Skill Level
Crunchy Cucumber Asian Salad
Salad
Persian Cucumbers | 4 | |
French Green Beans | 2 Cups | |
Snow Peas | 1.5 Cups |
Sesame Lime Dressing
Fresh Limes | 2 | |
Olive Oil | 5 Tablespoons | |
Vegan Ponzu Sauce | 2 Tablespoons | |
Sugar | 1/2 Teaspoon | |
Toasted Sesame Seeds | 2 teaspoons | |
Salt & Pepper |


If you like a bit of heat add a squeeze of Sriracha to the Dressing.
I use this brand Ponzu sauce but if you are not Vegan they sell pretty good ones at the grocery store, its a step up from Soy Sauce.
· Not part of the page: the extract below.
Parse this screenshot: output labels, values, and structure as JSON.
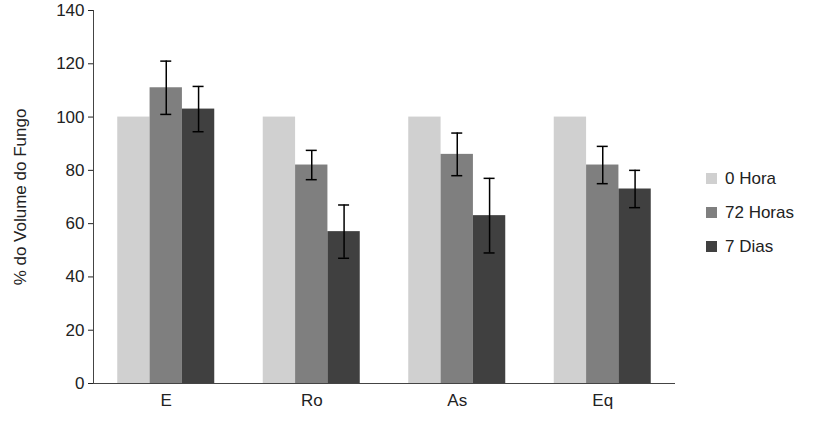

- Make the Dressing by whisking all the ingredients together and set aside.
- Bring a pot of salted water to a boil and add the Green Beans & Sugar Snap Peas, cook for about a minute or two, immediately plunge them into a bowl of ice water, this will keep them crisp and green.
- Slice the Cucumbers lengthwise and place in another bowl with enough ice & water to cover them. Do the same for the Radishes in a separate bowl as they will turn everything pink. I add a little Vinegar to each bowl.
- Make the dressing by mixing all the ingredients together.
- Drain the Vegetables and assemble them on a platter.
- Drizzle the Dressing over it before serving.